Saturday, July 12, 2008

General: Petrol $8/Litre - Bring it on!

I have made no secret for my disgust at the Dickensian attitude of employers to teleworking.
They aren't happy if they can't see people at desks like some 21st century counting-house.
It's not like they don't have a million metrics to measure employee productivity that have nothing at all to do with where the employee is located.

NO clerical work not actually requiring personal contact with other people should require the worker to leave home in this day and age.

Get rid of that stupid fixation and see how much fuel consumption, traffic congestion, car-parking and time wasted on pointless travel is eliminated.
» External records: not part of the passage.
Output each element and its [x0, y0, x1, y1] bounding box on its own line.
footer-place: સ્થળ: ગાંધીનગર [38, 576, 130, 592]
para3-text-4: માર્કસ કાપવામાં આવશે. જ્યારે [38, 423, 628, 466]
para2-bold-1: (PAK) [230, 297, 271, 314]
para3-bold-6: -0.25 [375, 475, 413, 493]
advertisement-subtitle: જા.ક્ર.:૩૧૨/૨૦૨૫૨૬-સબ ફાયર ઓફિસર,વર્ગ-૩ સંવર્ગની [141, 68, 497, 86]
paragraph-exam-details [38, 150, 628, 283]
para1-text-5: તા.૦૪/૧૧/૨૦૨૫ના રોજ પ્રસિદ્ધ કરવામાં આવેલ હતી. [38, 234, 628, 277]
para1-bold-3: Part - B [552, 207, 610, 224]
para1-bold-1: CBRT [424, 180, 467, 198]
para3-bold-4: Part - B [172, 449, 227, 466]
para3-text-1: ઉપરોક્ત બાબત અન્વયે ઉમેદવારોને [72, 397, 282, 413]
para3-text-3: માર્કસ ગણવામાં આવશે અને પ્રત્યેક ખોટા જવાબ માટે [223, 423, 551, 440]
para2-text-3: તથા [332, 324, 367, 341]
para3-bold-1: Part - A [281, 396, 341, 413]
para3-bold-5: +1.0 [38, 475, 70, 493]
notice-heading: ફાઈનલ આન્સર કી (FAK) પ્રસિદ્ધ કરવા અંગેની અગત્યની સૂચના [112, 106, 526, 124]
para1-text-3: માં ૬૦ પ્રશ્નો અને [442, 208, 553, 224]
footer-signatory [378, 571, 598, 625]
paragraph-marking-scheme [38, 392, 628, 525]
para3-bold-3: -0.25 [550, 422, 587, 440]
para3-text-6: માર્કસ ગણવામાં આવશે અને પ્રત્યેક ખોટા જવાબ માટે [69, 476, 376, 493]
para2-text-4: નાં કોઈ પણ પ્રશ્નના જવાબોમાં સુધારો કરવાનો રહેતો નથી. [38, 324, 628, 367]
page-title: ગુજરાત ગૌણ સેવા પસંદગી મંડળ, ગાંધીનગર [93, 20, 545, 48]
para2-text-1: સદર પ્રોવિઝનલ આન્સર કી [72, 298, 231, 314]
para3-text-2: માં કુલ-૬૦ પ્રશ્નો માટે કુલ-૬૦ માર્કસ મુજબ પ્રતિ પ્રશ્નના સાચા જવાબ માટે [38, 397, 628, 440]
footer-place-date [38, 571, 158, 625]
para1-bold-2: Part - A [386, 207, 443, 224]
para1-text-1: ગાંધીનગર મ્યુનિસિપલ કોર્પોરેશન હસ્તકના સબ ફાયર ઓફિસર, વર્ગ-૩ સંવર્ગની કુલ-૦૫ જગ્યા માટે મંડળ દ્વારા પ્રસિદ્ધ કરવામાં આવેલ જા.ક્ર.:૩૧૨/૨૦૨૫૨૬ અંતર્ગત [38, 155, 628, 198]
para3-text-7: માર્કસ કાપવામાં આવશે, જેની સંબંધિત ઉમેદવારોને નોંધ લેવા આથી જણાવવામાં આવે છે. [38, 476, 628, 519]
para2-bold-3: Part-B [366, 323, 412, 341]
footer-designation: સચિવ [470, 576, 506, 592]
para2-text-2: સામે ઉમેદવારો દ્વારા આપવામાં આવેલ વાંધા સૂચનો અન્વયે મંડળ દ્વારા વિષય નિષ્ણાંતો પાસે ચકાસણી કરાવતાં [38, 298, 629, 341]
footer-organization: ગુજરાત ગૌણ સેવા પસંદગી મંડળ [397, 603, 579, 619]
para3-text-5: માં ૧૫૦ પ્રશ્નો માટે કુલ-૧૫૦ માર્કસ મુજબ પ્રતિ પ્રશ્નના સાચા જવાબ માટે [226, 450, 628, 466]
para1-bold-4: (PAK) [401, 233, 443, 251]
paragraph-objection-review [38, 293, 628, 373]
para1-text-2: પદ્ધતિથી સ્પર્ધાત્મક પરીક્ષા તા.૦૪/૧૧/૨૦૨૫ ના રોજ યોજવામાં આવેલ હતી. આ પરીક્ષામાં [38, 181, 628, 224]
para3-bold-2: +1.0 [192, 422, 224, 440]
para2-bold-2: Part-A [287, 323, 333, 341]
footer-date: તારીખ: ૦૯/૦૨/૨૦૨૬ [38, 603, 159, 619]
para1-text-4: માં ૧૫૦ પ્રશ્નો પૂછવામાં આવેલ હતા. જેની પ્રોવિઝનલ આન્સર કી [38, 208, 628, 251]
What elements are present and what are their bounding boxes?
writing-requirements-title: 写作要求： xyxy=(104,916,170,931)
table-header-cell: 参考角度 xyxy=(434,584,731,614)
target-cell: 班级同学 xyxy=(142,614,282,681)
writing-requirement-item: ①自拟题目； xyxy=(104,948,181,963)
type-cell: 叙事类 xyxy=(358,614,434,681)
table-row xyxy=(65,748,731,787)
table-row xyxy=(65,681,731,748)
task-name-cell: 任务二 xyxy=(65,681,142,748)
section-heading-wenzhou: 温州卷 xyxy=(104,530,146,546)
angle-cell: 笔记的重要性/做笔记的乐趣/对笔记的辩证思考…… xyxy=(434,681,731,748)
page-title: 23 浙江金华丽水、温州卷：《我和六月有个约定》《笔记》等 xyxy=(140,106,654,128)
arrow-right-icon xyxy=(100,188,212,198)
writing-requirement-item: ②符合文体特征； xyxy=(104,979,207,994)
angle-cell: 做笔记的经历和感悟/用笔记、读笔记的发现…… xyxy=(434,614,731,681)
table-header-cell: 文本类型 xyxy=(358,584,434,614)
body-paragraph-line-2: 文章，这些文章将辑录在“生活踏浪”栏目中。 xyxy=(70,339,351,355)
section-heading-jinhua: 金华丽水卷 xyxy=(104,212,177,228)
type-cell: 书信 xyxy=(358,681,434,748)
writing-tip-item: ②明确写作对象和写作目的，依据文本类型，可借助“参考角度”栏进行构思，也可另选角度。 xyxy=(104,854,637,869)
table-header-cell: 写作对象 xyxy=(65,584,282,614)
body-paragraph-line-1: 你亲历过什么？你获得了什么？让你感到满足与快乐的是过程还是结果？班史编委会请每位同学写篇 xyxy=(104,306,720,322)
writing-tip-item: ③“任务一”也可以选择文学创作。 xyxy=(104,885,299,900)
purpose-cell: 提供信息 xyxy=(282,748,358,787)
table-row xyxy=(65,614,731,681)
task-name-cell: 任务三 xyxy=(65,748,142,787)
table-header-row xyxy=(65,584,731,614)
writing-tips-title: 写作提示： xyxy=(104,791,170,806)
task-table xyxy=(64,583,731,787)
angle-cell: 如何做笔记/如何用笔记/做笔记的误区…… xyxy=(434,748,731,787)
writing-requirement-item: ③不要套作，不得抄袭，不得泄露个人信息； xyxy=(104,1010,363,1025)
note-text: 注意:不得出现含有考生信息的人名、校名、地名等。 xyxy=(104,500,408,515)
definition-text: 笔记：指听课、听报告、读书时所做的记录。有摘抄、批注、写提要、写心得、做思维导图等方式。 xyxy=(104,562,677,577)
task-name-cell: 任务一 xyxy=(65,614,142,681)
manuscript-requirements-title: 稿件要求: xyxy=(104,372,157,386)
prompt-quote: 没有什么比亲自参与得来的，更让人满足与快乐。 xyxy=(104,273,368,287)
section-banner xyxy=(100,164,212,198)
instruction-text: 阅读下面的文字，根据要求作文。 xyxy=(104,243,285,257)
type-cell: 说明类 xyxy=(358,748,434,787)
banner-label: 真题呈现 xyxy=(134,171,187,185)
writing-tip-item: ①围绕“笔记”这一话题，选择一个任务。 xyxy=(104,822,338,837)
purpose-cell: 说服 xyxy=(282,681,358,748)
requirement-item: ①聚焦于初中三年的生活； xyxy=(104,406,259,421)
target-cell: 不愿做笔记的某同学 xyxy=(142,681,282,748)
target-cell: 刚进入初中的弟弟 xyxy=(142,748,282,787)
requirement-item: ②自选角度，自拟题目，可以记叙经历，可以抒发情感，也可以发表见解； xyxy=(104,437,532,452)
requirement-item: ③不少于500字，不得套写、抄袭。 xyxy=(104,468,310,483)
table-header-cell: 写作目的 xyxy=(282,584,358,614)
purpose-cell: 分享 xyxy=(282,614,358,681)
And it's not just workers, get a load of this video -
http://www.youtube.com/watch?v=dGCJ46vyR9o

Do you really need to send a kid to school for them to do P.E.? of course not.
Since they can get all the information and explanation in detail on any subject in the world these days, how many hours could we cut off the school day and leave them plenty of hours of daylight for play and social interaction and forming friendships.
Schools aren't so much there for the kids as for the parents to have a place to send them while they both go out to work.
Maybe the fuel crisis (real or a marketing ploy) will help drive initiatives like this one -
http://www.schome.ac.uk/wiki/Main_Page

1 comment:

nikadreamscape said...

Excellent article! You touched on a lot of things I've been discussing in private conversations, recently. I've been saying for at least 10 years now that the option to work from home 'should be coming within the next two years'. Now lately, I have noticed some steps in the right direction. Some companies are allowing people to work partial days from home, or even come into the office just a couple of times a week. Also, I've noticed via social networking sites like Plurk that people are mentioning working from home a lot more often than I used to see.

We still have a long way to go. But it is asinine to me that more companies are not taking advantage of the internet and database systems to manage employees remotely.

Think about it. By logging into a central database, an employer would easily be able to monitor the productivity of their employees by either measuring keystrokes per minute for data entry type jobs.. or very easily having a 'session timeout' system put into place that would log the employee out if they were idle for more than a predetermined amount of minutes. This would be sent as an alert to the database or even the employers email, and would log how often the employee went idle during the day.

Like I said, I have a lot of thoughts on this, and will be writing about it soon.